Raul Ibanez and JROD: What Baseball Needs

Phillies Padres BaseballRaul Ibanez is having a career year, having already hit 21 home runs and driven in 58 runs. Over his career, Ibanez has averaged 23 homers a year and yet this year he has almost hit that many in less than sixty games. Add to the fact that Ibanez is 37 years old, and something seems a little off here. This is what another blogger, JROD, looked in to in his article The Curious Case of Raul Ibanez: Steroid Speculation Perhaps Unfair, but Great Start in 2009 Raising Eyebrows.

JROD examined Ibanez’s year to the finest detail. He looked at the ballparks in which Ibanez homered in and examined their “HR Factors”. He looked at the dimensions of his new home ballpark since he signed this year with the Phillies in the offseason. He looked at the pitchers that Ibanez had homered off of, checking to see if Ibanez had just seen a lot of bad pitchers early on in the season. As he went through these stats though, nothing stuck out as that out of the ordinary. Certainly there was nothing that would explain the increase Ibanez’s home run rate from a homer every 23.9 plate appearances (2006-2008) to a homer every 12.1 plate appearances.

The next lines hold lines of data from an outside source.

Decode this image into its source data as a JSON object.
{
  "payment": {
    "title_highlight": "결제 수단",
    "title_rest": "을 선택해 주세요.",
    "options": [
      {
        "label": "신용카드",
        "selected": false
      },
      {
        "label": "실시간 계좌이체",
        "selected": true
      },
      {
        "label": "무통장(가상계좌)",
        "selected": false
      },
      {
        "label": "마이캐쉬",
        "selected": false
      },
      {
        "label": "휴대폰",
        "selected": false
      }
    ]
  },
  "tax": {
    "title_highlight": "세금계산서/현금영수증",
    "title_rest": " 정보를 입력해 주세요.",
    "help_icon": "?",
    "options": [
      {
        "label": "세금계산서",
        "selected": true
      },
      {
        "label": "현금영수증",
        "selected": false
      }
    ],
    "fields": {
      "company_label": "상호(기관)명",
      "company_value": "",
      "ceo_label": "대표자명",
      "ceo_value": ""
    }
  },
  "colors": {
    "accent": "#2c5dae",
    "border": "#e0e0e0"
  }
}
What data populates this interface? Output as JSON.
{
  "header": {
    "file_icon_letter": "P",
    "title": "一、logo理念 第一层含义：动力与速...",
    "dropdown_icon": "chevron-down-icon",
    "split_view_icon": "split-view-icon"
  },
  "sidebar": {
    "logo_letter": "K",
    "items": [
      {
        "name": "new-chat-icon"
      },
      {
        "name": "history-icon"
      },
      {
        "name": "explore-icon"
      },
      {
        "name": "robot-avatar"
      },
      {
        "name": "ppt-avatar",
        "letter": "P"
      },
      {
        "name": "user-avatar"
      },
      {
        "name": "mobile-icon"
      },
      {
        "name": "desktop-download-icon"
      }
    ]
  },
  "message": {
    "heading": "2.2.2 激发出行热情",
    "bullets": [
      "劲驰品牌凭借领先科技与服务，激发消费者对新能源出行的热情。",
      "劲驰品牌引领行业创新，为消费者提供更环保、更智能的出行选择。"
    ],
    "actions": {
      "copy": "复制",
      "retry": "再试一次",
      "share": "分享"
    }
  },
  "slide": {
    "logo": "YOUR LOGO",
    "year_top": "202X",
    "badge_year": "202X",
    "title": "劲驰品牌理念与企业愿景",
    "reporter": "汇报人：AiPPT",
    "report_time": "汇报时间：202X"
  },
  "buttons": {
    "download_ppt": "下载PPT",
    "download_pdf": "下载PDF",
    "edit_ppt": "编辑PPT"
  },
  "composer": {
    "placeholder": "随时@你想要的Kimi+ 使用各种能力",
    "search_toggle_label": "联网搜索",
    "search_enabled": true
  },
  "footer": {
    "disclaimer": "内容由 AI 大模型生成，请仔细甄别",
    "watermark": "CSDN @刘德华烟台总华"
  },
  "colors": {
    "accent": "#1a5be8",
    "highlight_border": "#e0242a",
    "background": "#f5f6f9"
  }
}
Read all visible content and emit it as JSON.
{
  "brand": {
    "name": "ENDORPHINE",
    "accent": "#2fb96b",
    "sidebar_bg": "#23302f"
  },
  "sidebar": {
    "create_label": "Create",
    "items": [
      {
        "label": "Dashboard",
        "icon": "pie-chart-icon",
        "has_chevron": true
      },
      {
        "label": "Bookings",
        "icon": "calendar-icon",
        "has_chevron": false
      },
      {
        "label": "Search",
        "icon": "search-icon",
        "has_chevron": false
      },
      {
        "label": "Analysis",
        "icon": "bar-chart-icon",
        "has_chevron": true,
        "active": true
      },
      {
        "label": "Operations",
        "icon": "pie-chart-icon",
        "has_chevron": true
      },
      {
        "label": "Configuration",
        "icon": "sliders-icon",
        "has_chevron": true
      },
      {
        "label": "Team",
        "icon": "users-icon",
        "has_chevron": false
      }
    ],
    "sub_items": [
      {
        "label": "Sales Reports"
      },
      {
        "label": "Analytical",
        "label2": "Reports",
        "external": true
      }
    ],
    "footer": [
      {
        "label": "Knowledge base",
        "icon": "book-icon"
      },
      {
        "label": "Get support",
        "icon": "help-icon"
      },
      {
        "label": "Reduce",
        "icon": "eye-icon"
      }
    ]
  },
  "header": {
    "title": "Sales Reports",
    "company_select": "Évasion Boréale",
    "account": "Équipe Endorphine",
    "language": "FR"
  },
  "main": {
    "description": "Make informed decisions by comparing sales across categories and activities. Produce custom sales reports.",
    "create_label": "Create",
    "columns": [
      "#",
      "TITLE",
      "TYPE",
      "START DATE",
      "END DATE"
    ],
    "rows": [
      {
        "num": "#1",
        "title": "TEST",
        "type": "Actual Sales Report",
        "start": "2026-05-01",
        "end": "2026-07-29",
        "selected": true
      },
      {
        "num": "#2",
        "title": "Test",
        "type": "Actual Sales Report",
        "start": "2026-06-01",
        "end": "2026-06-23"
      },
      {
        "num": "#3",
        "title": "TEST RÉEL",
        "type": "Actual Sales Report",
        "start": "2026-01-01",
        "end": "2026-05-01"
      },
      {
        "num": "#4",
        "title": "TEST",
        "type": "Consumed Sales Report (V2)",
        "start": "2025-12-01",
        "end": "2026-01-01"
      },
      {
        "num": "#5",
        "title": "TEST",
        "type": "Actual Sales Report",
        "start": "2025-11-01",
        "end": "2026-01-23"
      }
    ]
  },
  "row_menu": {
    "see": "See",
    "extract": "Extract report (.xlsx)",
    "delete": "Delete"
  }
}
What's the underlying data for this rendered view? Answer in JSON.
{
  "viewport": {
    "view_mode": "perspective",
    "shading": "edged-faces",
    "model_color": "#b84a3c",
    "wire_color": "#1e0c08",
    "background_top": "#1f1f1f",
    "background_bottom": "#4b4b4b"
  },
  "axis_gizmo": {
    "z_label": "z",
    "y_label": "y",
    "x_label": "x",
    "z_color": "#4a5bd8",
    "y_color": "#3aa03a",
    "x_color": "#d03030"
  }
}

At the end of this specific, well-researched article, JROD threw out one possible explanation for Ibanez’s dramatic increase in home runs: Steroids. He did not claim that he had any first-hand knowledge that the Phillies’ outfielder was on the juice, but he just said that you cannot ignore that it is a possibility. Unfortunately, baseball has reached the point where great starts like this are not something to be in awe of, but something to be suspicious of. JROD never said that Ibanez used steroids, he just said, “it would be foolish to dismiss the possibility that “other” performance enhancers could be part of the equation”.

Ibanez heard about this article though and fired back angrily at someone questioning his stats. “You can have my urine, my hair, my blood, my stool — anything you can test. I’ll give you back every dime I’ve ever made,” Ibanez said. He lashed out at JROD calling his article “cowardly” and saying, “there should be more credibility than some 42-year-old blogger typing in his mother’s basement”.

Harsh words, but this is exactly what baseball needs. JROD had every right to write his article and investigate Ibanez’s season. Baseball is now guilty until proven innocent. JROD tried to find a way to prove Ibanez innocent. He searched through all sorts of statistics, but came up with nothing so he tossed out one logical explanation.

Ibanez rightfully took huge offense to this allegation. Baseball has been waiting for someone not just to deny steroid use, but to go on the attack against their accusers. Well Ibanez attacked immediately. He fought JROD’s article and said everything that one would expect an innocent player accused of cheating to say. Of course, maybe he learned from other player’s failures.

Either way, we likely won’t know whether Ibanez is on steroids (I don’t think he is), but what we do know is that baseball has finally reached the point where players will respond emotionally to any accusations. This wasn’t a big-time ESPN writer. This was some random blogger and yet Ibanez still challenged JROD like he was Peter Gammons.

Good for you Raul. Defend yourself. That is what people and the media want players to do. We have seen so many legendary players taken down by steroids the last couple of years and those players may deny steroid use, but they almost never lash out against their accusers, because in the end, those accusers are telling the truth. By attacking JROD though, you sent the message that you were telling the truth. Being honest is something baseball is in huge need of and you seemed to have delivered the perfect medicine.